The first part of this fascinating book explores why the heart is so important and the huge price we pay if our hearts are closed or wounded, which leads us to feel cut off from experiencing what he calls the basic goodness of life. In the second section, Serge draws on his experiences as a shaman, healer and psychotherapist and looks at what we need to do to heal our hearts. He suggests that this is crucial if we wish to prepare ourselves for the next stage, the further cultivating of the garden of our hearts, which he explores in the third section of his book. Here it is not simply a question of awakening, but also of working at deepening our humanity, the essence of which he sees as residing inside our hearts. In this part there are fascinating chapters on how we may conduct our relationships more consciously, work more effectively with crisis and learn to forgive those who may have wounded us in some way. He also refers to the existence of spiritual help forces, and outlines ways and means that we can align ourselves with them and so receive an extra leg up in our evolutionary endeavours. Of particular interest are his personal experiences with certain spiritual masters and his experiences with ayahuasca.
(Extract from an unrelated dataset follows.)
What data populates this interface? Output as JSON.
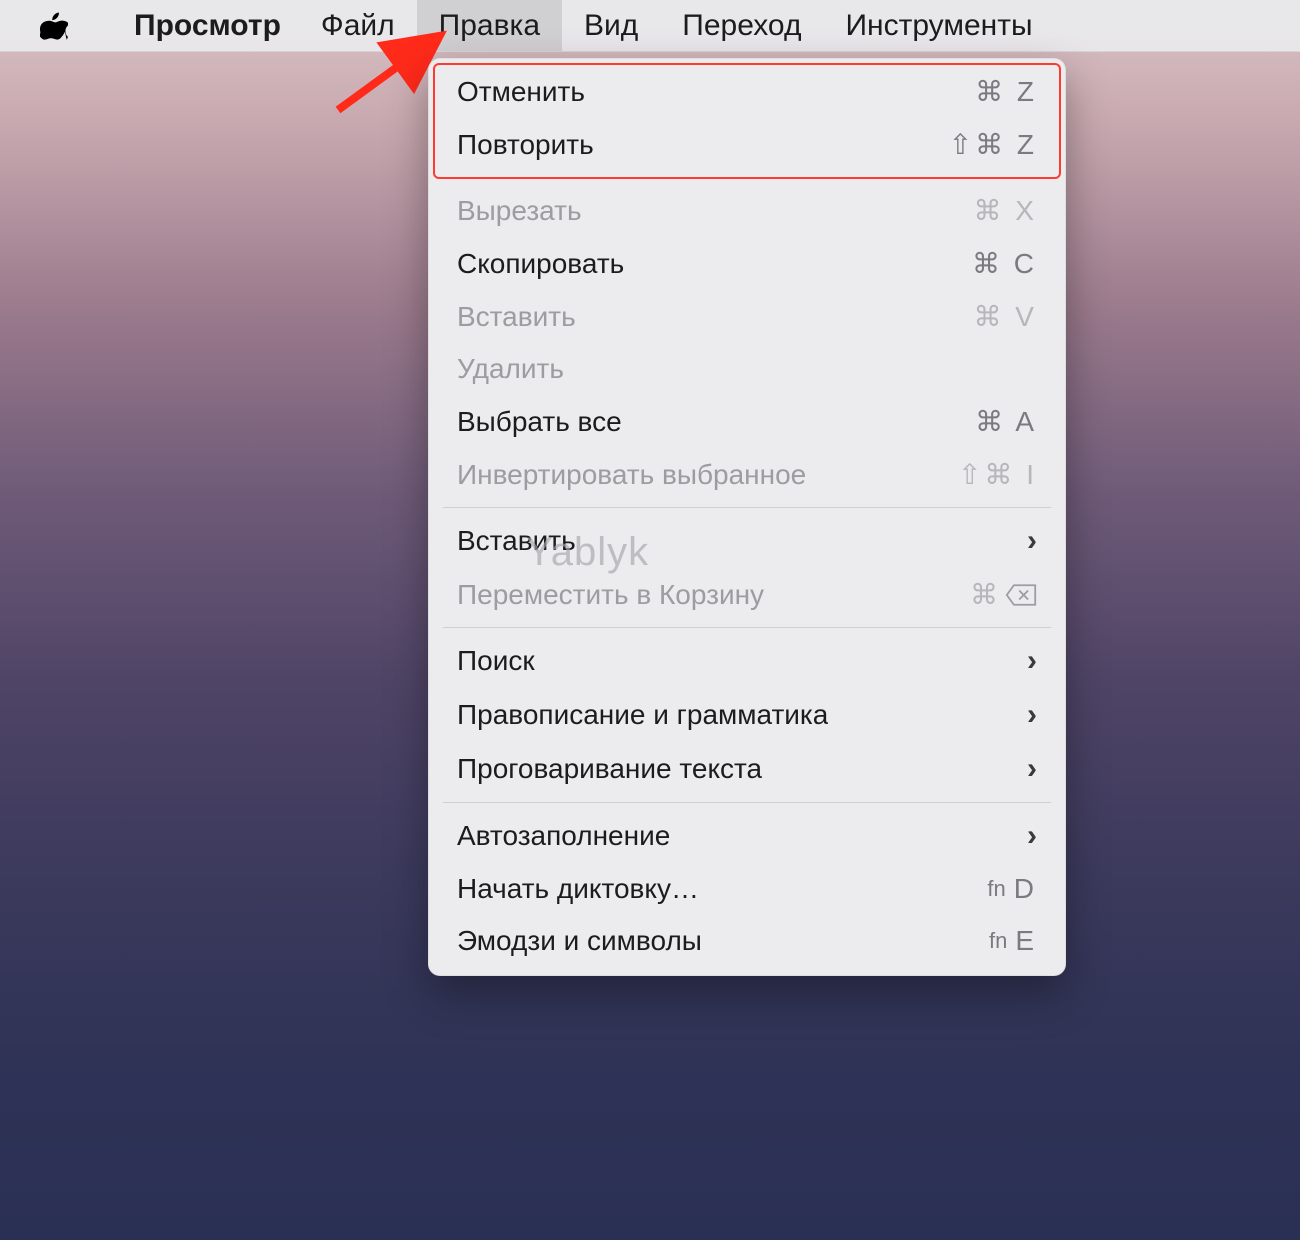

Perhaps the most significant part of this book is the last section, where Serge not only looks at challenges that might lie ahead for the human race, but also at what we can all concretely do to create a better world for ourselves and our children. Here, he has a chapter on what we can do to end war and find better ways of resolving conflicts than killing each other. In a fascinating chapter on how the activist might approach the whole topic of evil, he distinguishes between obvious and non-obvious evil, suggesting that the second kind is more deadly as it doesnt initially appear to be evil and therefore we often cannot see it for what it is. He also notes that it is essential to work at integrating our own personal Shadow sides if we are to integrate marginalised and disowned areas of our society. In his last chapter, exploring the awakening of the corporate heart, he suggests that the rising tide of love is also occurring in the business world and that a new capitalism with heart is steadily arising, phoenix-like, out of the ashes of corporate corruption.